What if they gave a Hall of Fame ceremony and no one came?

This is the week we learn whether all the debate surrounding perhaps the most polarizing Hall of Fame election in memory comes down to a big fat zero.

Zero, as in no players elected.

For the first time since 1960, the National Baseball Hall of Fame and its Cooperstown, N.Y., hometown could play host to a ceremony with no living inductees.

As the Hall of Fame considers what might attract fans in the absence of any newly elected players, the merchants of Cooperstown brace for what could be a major financial hit.


The residue of the steroid era can fall in unintended places. The Legends Are Forever store, one of several baseball memorabilia shops crowded along the blocks adjacent to the Hall of Fame, does up to 15% of its annual business during induction weekend, owner Jeff Foster said.

On Wednesday, the Baseball Writers’ Assn. of America will announce the results of this year’s Hall of Fame election. The headline candidates — Barry Bonds, the only seven-time most valuable player, and Roger Clemens, the only seven-time Cy Young Award winner — are not expected to be elected by a voting body fractured over how links to steroid use should affect the Hall of Fame.

Jeff Bagwell, Craig Biggio, Jack Morris, Mike Piazza and Tim Raines are the candidates considered most likely to approach the 75% threshold required for election.

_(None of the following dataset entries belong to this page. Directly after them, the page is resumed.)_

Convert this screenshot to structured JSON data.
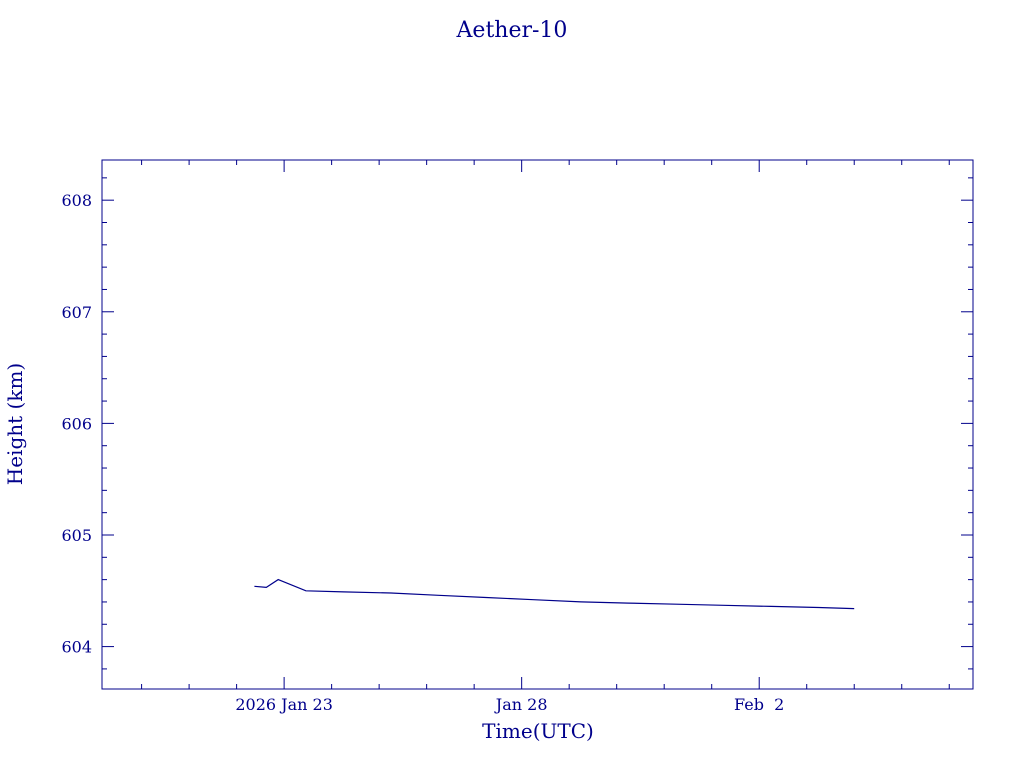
{
  "chart_data": {
    "type": "line",
    "title": "Aether-10",
    "xlabel": "Time(UTC)",
    "ylabel": "Height (km)",
    "x_ticks": [
      {
        "date": "2026-01-23",
        "label": "2026 Jan 23"
      },
      {
        "date": "2026-01-28",
        "label": "Jan 28"
      },
      {
        "date": "2026-02-02",
        "label": "Feb  2"
      }
    ],
    "y_ticks": [
      604,
      605,
      606,
      607,
      608
    ],
    "xlim": [
      "2026-01-19T04:00",
      "2026-02-06T12:00"
    ],
    "ylim": [
      603.62,
      608.36
    ],
    "grid": false,
    "color": "#00008b",
    "series": [
      {
        "x": [
          "2026-01-22T09:00",
          "2026-01-22T15:00",
          "2026-01-22T21:00",
          "2026-01-23T11:00",
          "2026-01-24T06:00",
          "2026-01-25T06:00",
          "2026-01-26T06:00",
          "2026-01-27T06:00",
          "2026-01-28T06:00",
          "2026-01-29T06:00",
          "2026-01-30T06:00",
          "2026-01-31T06:00",
          "2026-02-01T06:00",
          "2026-02-02T06:00",
          "2026-02-03T06:00",
          "2026-02-04T00:00"
        ],
        "y": [
          604.54,
          604.53,
          604.6,
          604.5,
          604.49,
          604.48,
          604.46,
          604.44,
          604.42,
          604.4,
          604.39,
          604.38,
          604.37,
          604.36,
          604.35,
          604.34
        ]
      }
    ]
  }
}
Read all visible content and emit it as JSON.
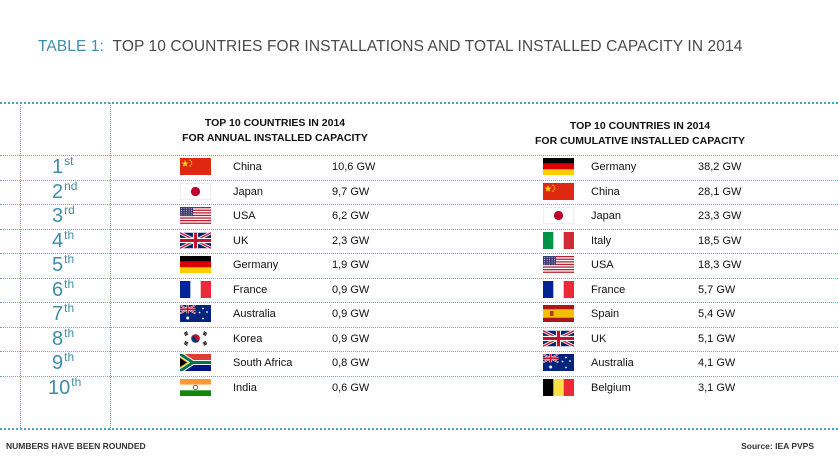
{
  "title": {
    "label": "TABLE 1:",
    "text": "TOP 10 COUNTRIES FOR INSTALLATIONS AND TOTAL INSTALLED CAPACITY IN 2014"
  },
  "annual": {
    "heading_line1": "TOP 10 COUNTRIES IN 2014",
    "heading_line2": "FOR ANNUAL INSTALLED CAPACITY",
    "rows": [
      {
        "country": "China",
        "value": "10,6 GW",
        "flag": "china-flag-icon"
      },
      {
        "country": "Japan",
        "value": "9,7 GW",
        "flag": "japan-flag-icon"
      },
      {
        "country": "USA",
        "value": "6,2 GW",
        "flag": "usa-flag-icon"
      },
      {
        "country": "UK",
        "value": "2,3 GW",
        "flag": "uk-flag-icon"
      },
      {
        "country": "Germany",
        "value": "1,9 GW",
        "flag": "germany-flag-icon"
      },
      {
        "country": "France",
        "value": "0,9 GW",
        "flag": "france-flag-icon"
      },
      {
        "country": "Australia",
        "value": "0,9 GW",
        "flag": "australia-flag-icon"
      },
      {
        "country": "Korea",
        "value": "0,9 GW",
        "flag": "korea-flag-icon"
      },
      {
        "country": "South Africa",
        "value": "0,8 GW",
        "flag": "south-africa-flag-icon"
      },
      {
        "country": "India",
        "value": "0,6 GW",
        "flag": "india-flag-icon"
      }
    ]
  },
  "cumulative": {
    "heading_line1": "TOP 10 COUNTRIES IN 2014",
    "heading_line2": "FOR CUMULATIVE INSTALLED CAPACITY",
    "rows": [
      {
        "country": "Germany",
        "value": "38,2 GW",
        "flag": "germany-flag-icon"
      },
      {
        "country": "China",
        "value": "28,1 GW",
        "flag": "china-flag-icon"
      },
      {
        "country": "Japan",
        "value": "23,3 GW",
        "flag": "japan-flag-icon"
      },
      {
        "country": "Italy",
        "value": "18,5 GW",
        "flag": "italy-flag-icon"
      },
      {
        "country": "USA",
        "value": "18,3 GW",
        "flag": "usa-flag-icon"
      },
      {
        "country": "France",
        "value": "5,7 GW",
        "flag": "france-flag-icon"
      },
      {
        "country": "Spain",
        "value": "5,4 GW",
        "flag": "spain-flag-icon"
      },
      {
        "country": "UK",
        "value": "5,1 GW",
        "flag": "uk-flag-icon"
      },
      {
        "country": "Australia",
        "value": "4,1 GW",
        "flag": "australia-flag-icon"
      },
      {
        "country": "Belgium",
        "value": "3,1 GW",
        "flag": "belgium-flag-icon"
      }
    ]
  },
  "ranks": [
    {
      "num": "1",
      "suffix": "st"
    },
    {
      "num": "2",
      "suffix": "nd"
    },
    {
      "num": "3",
      "suffix": "rd"
    },
    {
      "num": "4",
      "suffix": "th"
    },
    {
      "num": "5",
      "suffix": "th"
    },
    {
      "num": "6",
      "suffix": "th"
    },
    {
      "num": "7",
      "suffix": "th"
    },
    {
      "num": "8",
      "suffix": "th"
    },
    {
      "num": "9",
      "suffix": "th"
    },
    {
      "num": "10",
      "suffix": "th"
    }
  ],
  "colors": {
    "accent": "#3e8ea8",
    "rule": "#58b3c9"
  },
  "footer": {
    "left": "NUMBERS HAVE BEEN ROUNDED",
    "right": "Source: IEA PVPS"
  }
}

The BBWAA elected one player last year, Barry Larkin, and has not elected more than two players in any year since 1999.

In 1996, the last time the BBWAA elected no one, the Veterans Committee selections included popular former Baltimore Orioles manager Earl Weaver and pitcher-turned-congressman Jim Bunning. In 1971, the previous time the writers elected no one, the Veterans Committee selections included legendary pitcher Satchel Paige.

This year, the Pre-Integration Committee selected umpire Hank O’Day, New York Yankees owner Jacob Ruppert and catcher-third baseman Deacon White. All three have been dead for at least 74 years, but representatives of their families will be in attendance in Cooperstown in July, and the induction ceremony will go on.

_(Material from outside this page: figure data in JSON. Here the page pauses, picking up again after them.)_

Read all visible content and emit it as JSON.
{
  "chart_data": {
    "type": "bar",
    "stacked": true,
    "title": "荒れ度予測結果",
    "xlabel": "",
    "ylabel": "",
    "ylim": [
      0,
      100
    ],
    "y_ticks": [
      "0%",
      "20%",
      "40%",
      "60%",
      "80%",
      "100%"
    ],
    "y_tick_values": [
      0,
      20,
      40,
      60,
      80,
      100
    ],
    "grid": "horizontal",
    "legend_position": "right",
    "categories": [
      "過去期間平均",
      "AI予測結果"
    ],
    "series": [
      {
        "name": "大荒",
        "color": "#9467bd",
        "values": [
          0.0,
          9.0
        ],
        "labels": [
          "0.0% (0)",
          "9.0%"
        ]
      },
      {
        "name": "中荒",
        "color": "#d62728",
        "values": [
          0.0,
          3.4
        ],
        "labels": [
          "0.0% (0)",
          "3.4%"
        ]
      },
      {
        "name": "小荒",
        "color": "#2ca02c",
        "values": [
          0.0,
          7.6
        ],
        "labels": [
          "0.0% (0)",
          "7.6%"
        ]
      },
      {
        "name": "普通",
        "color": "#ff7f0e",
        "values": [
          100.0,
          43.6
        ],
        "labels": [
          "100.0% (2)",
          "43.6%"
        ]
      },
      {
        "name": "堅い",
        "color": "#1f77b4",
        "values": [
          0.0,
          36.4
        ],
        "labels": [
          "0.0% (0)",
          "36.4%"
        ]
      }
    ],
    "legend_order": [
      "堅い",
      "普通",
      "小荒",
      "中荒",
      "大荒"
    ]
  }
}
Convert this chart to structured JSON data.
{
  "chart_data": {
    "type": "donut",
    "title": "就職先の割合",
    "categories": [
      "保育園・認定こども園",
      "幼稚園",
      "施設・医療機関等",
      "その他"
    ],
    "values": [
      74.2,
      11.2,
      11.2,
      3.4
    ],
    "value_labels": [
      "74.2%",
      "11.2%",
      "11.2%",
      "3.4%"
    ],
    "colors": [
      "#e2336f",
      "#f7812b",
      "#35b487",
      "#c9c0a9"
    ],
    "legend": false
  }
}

Those names will not draw crowds. With the possibility that the BBWAA might elect no one, the Hall of Fame is evaluating what activities might lure fans.

“If no one were to get elected, we might do some things to enhance the weekend,” Hall of Fame President Jeff Idelson said.

The induction weekend generally draws 15,000 to 20,000 fans, he said. In Cooperstown, a rural New York village of 2,000 residents, no player being elected to the Hall of Fame could mean local businesses not getting a crucial induction-weekend bump in sales, said Chamber of Commerce Executive Director Patricia Szarpa.

“Everyone kind of gears up for that weekend,” she said.

Of the 64 living Hall of Fame members, between 40 and 50 are expected to return for induction weekend, Hall spokesman Brad Horn said. The private festivities for those celebrated players — and the public appearances some might make — will help spur the local economy.

Szarpa also said Cooperstown Dreams Park, launched in 1999, has made the economy less dependent on induction weekend. The youth baseball facility welcomes about 20,000 players — and their families — for tournaments each summer.

Still, Szarpa said an induction weekend without living inductees — and without the fans who would follow them — would hurt the local businesses, at least in the short term. Hotel and restaurant bookings for induction weekend generally start within minutes of the election announcement, she said.

“For that particular week, it would have a huge impact,” she said.

Idelson said he is not rooting for the BBWAA to spare him the agony of a sparsely attended ceremony by electing at least one player.

“You root for the process to work, and to work well, which it does year in and year out,” Idelson said. “You want to have an honest election.

“How the election turns out is how history dictates it turns out.”

Foster, the owner of the baseball memorabilia store, said not all electees are fan magnets. Some, like Cal Ripken Jr., draw huge crowds. Some do not.

But is Foster rooting for at least one player to be elected?

“Of course,” he said. “That goes without being said.”